- Tu lui avais bien dit de laisser...
- De ta part et de la part de Borodine (à propos, il va mieux, Borodine, il viendra sans doute bientôt). Hong n'en fait plus qu'à sa tête.
- Il savait que Sia-Tcheou nous soutenait ?
- Fort bien. Mais peu lui importait ! Sia-Tcheou était trop riche... Aucun pillage, comme d'habitude...
Garine hoche la tête sans répondre. Nous arrivons.
J'accompagne Nicolaïeff, prends dans son bureau les dossiers des derniers rapports de Hongkong et redescends. Lorsque j'entre dans le bureau de Garine, je me heurte à Hong qui prend congé. Il parle avec un accent très fort, d'une voix presque basse où l'on devine une rage mal dominée :
- Vous devez juger ce que j'écris. C'est bien. Mais non mes sentiments. La torture - moi je pense - est, là, une chose juste. Parce que la vie d'un homme de la misère est une torture longue.

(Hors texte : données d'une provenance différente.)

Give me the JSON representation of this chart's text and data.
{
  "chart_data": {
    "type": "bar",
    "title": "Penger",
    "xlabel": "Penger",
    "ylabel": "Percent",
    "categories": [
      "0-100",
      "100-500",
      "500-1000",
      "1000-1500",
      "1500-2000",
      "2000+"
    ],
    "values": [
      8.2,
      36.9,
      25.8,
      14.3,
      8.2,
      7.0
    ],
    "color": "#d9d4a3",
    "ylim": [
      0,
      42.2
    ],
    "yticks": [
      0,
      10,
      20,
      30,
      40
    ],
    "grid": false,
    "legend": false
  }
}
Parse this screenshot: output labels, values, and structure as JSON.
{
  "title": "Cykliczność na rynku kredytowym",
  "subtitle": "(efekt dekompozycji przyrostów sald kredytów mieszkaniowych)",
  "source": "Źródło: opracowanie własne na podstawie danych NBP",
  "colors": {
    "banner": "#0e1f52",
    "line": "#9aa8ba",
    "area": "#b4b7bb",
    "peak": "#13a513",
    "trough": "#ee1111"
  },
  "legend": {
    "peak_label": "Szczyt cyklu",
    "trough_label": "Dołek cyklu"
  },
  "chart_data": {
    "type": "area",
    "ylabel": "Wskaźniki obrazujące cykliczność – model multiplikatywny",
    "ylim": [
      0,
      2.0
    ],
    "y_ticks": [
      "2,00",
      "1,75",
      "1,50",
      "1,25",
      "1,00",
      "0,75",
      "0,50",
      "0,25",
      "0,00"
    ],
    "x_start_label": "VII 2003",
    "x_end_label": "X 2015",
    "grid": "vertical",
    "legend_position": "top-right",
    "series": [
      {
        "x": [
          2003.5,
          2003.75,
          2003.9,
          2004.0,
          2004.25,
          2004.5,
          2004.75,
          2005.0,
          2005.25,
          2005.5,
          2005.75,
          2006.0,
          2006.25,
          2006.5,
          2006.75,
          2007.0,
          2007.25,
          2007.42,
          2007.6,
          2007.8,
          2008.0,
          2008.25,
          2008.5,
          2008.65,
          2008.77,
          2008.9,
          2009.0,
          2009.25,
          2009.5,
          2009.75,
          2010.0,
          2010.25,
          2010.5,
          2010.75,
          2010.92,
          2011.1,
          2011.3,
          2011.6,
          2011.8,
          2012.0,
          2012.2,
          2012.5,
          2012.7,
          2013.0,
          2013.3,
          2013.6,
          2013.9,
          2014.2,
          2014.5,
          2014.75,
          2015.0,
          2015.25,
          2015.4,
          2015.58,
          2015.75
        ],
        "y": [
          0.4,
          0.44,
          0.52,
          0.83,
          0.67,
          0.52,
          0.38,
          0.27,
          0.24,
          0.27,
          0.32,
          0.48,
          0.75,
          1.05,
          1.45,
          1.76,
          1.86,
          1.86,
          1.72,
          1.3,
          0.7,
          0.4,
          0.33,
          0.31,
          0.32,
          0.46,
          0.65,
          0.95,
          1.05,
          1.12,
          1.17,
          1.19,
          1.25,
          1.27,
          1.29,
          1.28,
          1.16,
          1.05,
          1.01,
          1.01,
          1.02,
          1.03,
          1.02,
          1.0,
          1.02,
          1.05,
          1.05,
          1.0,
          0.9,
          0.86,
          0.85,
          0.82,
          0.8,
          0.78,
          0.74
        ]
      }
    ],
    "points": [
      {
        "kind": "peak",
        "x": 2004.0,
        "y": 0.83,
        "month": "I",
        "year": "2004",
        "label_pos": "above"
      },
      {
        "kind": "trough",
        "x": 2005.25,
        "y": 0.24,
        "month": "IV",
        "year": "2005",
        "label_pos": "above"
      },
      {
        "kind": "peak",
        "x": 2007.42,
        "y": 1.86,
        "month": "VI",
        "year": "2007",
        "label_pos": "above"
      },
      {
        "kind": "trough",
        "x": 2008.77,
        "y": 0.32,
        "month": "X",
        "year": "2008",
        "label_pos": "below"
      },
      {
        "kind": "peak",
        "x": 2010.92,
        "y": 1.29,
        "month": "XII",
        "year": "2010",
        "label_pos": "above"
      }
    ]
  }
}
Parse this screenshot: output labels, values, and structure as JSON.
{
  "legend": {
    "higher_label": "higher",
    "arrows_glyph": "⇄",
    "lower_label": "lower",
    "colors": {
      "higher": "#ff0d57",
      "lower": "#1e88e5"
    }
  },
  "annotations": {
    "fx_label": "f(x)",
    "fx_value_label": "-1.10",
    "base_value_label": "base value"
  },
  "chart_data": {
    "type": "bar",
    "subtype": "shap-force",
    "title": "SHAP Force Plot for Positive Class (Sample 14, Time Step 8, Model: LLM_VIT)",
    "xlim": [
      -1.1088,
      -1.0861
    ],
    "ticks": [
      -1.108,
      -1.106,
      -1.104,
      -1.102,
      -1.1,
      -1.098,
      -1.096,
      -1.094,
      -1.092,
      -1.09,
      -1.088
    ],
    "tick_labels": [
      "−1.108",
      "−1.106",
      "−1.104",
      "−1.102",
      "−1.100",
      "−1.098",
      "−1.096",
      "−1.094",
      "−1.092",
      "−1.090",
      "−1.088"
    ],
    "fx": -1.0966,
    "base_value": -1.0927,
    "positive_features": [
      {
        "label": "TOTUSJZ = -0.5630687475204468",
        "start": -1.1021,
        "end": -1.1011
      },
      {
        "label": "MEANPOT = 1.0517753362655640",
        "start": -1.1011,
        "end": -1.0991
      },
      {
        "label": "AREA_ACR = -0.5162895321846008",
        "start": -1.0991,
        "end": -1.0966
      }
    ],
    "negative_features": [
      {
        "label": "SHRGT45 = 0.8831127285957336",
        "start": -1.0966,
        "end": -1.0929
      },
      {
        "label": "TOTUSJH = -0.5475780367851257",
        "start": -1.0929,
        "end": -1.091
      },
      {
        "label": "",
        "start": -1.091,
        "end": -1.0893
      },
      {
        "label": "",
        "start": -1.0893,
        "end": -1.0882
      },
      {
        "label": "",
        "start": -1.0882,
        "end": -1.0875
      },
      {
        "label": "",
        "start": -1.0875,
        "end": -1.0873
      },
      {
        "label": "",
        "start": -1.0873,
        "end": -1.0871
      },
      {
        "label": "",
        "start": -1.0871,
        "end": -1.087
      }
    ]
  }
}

Et ceux qui enseignent aux hommes de la misère à supporter cela doivent être punis, prêtres chrétiens ou autres hommes. Ils ne savent pas. Ils ne savent pas. Il faudrait - je pense - les obliger (il souligne le mot d'un geste, comme s'il frappait) à comprendre. Ne pas lâcher sur eux les soldats. Non. Les lépreux. Le bras d'un homme se transforme en boue, et coule ; l'homme il vient me parler de résignation, alors c'est bien. Mais cet homme-là, lui, il dit autre chose... »
Et il sourit en s'en allant, d'un sourire qui découvre ses dents et donne tout à coup à son visage haineux une expression presque enfantine.
Garine, soucieux, réfléchit. Lorsqu'il relève la tête, son regard rencontre le mien...
- J'ai fait prévenir l'évêque, dit-il, du danger que courent ses missionnaires. Leur départ est devenu nécessaire, mais pas leur massacre.